William Fotheringham’s work will be well known to any fan of cycling books (along with his brother Alasdair). Two of his earlier books, Put Me Back on My Bike: In Search of Tom Simpson and Fallen Angel: The Passion of Fausto Coppi remain among my absolute favourites.
The Greatest is therefore that brilliant combination of the perfect biographer for a fascinating subject. Fotheringham tells the full story of Burton’s life in detail for the first time. She emerges as incredibly driven and forthright – someone who wanted to compete against and to beat all comers, whether that be men or her own daughter! She managed to overcome a serious childhood illness and compete at the highest level despite holding down a job that required hard manual labour.

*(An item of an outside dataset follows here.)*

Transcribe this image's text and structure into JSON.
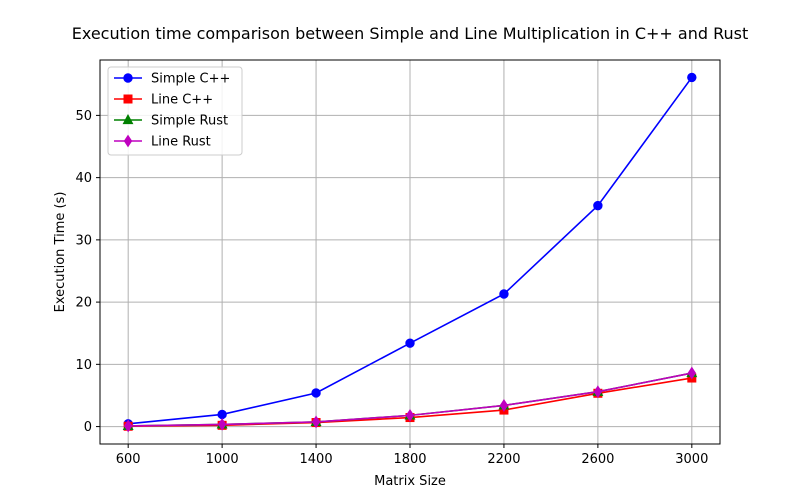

Like all of Fotheringham’s biographies, The Greatest is exceptionally well researched and paints a clear, uncompromising picture of its subject and the times she lived in. He also covers the sexism Burton and any other female cyclists faced during the time.
Ultimately, The Greatest is an attempt to give Burton the historical recognition she deserves. It’s highly readable and a welcome collection to any cycling fans library.